Miss Goodman, whose father was a former photographer and picture editor, said the easing of the pandemic and the scenes of huge crowds gathering on the country’s beaches and at outdoor raves, apparently flouting social distancing rules, was ‘difficult to stomach’ while the virus still posed a danger and people were dying daily.

She added: ‘The Government gambled with people’s lives when they failed to lockdown the country quickly enough in March. Everyone could see what was happening in Italy and Spain, but we were still being told it was safe to go out as normal.

‘They have no respect for the bereaved families. They have ignored our request for a meeting and have only this week sent us a cursory acknowledgment of our petition.

‘They don’t want any attention on the scale of the loss of life. They say they are prepared for the second wave because they have mothballed the Nightingale hospitals – it’s as if they are saying it’s okay, so long as they have beds for people to die in.

‘Every day the Government offers condolences to those who have been bereaved, but while it is unwilling to engage with us, it is very difficult to accept its sympathy.’

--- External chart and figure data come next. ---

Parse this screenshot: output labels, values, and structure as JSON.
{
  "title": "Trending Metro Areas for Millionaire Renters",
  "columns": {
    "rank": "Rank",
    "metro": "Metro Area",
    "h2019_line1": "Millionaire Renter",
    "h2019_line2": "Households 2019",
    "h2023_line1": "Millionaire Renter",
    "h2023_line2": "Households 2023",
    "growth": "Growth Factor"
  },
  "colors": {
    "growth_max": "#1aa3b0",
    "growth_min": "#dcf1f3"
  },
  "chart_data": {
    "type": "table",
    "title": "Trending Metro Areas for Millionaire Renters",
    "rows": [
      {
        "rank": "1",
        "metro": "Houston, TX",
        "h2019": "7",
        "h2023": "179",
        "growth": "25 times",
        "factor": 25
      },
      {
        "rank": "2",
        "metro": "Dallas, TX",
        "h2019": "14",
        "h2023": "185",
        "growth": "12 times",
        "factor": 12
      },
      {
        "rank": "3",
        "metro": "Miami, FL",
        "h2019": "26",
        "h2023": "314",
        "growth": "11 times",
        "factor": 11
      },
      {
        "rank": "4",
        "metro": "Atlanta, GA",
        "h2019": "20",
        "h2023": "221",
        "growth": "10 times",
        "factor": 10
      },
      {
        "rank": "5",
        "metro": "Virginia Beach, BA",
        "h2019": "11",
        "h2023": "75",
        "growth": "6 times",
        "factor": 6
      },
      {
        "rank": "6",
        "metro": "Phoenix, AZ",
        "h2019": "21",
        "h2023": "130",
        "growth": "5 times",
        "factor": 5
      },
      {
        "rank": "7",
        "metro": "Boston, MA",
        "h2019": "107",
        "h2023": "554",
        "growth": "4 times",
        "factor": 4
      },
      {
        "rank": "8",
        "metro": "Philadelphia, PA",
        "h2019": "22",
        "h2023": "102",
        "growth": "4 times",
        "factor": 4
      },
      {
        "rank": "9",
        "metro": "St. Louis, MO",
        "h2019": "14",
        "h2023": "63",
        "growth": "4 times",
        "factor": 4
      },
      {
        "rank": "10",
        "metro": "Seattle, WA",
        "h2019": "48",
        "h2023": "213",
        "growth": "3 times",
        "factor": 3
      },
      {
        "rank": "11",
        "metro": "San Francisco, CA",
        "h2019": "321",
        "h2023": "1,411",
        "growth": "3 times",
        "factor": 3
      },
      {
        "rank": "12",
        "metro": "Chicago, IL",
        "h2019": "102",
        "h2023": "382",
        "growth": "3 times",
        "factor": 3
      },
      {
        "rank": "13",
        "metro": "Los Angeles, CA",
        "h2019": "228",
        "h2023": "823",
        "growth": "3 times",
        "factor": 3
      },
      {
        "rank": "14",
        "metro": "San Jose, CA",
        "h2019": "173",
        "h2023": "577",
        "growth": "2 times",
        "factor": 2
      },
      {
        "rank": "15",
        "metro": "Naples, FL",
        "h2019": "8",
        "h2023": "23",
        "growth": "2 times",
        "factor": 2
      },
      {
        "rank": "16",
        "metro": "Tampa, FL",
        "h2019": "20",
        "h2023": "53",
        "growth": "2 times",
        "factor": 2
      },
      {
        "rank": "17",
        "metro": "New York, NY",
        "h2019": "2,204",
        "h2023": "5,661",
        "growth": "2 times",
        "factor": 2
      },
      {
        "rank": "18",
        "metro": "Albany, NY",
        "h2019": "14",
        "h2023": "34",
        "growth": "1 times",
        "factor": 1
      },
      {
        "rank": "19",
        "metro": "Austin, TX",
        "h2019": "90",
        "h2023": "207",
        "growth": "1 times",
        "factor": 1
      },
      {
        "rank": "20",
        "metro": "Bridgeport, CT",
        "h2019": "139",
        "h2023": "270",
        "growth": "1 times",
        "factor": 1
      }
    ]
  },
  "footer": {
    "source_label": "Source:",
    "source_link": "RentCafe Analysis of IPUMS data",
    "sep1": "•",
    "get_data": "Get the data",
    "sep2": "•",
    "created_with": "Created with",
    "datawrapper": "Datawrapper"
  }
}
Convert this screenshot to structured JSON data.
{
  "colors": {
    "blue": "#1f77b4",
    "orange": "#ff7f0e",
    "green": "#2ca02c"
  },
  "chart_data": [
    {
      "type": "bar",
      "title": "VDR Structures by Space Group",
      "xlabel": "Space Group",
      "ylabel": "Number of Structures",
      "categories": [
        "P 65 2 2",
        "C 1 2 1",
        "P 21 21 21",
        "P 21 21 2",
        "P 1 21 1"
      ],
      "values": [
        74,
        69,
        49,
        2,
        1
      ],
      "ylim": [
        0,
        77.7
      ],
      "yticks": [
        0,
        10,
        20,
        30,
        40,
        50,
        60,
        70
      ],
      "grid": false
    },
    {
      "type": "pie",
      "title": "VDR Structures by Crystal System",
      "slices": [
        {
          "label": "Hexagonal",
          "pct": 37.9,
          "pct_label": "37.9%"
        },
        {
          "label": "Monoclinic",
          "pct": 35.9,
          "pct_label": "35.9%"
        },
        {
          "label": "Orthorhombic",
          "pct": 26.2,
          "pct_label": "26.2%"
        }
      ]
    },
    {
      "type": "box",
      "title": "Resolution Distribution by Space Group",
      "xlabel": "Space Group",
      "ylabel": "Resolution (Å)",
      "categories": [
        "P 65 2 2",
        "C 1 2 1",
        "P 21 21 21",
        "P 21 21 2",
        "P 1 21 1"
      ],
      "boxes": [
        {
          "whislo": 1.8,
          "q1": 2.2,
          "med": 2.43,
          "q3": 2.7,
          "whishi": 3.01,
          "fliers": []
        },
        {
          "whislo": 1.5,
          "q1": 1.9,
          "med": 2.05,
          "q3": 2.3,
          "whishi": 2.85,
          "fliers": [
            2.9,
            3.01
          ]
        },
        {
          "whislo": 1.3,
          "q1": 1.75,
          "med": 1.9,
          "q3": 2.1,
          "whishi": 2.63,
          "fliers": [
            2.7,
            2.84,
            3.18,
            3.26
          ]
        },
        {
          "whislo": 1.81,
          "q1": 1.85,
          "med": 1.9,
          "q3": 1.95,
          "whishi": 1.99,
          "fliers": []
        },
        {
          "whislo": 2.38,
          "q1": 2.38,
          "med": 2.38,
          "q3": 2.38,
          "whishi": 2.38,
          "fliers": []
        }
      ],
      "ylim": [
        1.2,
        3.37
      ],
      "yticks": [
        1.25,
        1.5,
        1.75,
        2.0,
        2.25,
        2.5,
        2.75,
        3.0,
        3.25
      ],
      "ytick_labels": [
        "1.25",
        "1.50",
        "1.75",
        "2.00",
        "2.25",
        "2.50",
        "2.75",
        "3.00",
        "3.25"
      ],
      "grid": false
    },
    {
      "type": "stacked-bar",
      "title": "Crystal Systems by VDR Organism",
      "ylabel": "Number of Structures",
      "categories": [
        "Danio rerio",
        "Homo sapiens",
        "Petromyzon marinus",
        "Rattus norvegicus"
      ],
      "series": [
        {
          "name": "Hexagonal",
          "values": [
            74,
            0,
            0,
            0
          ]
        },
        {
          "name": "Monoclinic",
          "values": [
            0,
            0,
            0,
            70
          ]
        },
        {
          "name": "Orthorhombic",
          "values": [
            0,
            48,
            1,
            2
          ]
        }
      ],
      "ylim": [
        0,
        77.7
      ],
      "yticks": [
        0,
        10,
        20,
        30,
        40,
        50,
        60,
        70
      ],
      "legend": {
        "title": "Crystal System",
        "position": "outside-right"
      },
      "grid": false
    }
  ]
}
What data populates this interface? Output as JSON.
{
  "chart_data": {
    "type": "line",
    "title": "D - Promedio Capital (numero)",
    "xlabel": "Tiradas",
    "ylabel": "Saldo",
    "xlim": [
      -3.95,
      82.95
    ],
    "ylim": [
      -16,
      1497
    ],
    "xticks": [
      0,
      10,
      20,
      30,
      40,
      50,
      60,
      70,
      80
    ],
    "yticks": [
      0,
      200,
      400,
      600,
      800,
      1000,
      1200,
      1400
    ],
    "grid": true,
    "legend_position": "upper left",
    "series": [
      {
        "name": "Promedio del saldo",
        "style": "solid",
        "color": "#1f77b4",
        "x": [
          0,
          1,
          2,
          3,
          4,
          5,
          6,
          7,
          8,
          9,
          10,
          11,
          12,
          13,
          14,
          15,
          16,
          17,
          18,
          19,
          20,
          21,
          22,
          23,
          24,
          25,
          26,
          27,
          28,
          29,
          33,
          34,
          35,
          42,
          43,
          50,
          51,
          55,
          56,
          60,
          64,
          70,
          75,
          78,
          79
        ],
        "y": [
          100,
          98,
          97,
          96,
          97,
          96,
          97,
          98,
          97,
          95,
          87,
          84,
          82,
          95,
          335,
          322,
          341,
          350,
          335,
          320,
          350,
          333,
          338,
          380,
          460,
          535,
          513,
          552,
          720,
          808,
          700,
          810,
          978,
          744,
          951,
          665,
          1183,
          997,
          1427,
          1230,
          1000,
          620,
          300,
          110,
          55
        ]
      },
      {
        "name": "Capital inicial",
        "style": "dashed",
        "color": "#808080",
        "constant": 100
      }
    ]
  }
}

The families’ petition suggests a full public inquiry must consider the timing of the UK lockdown on 23 March, which was later than almost all European countries; the state of the Government stockpile of personal protective equipment and testing capacity; the response to warnings in the 2017 Exercise Cygnus report that the UK was not adequately prepared for a pandemic; the disproportionately high number of black and minority ethnic people who have died from Covid-19; the transfer of patients from hospitals to care homes and several other key issues.

Solicitor Elkan Abrahamson, of Broudie Jackson Canter, who worked with the Hillsborough families and is representing the Covid-19 bereaved, said that while they were prepared to wait for a full public inquiry, an interim review was needed now, ahead of a predicted second wave.

He added that meeting relatives should be the Government’s first step to acknowledging their grief and suffering.

‘The Government is constantly saying that they are aware that each death represents an individual tragedy and a grieving family; why then will they not agree to meet?’ Mr Abrahamson said.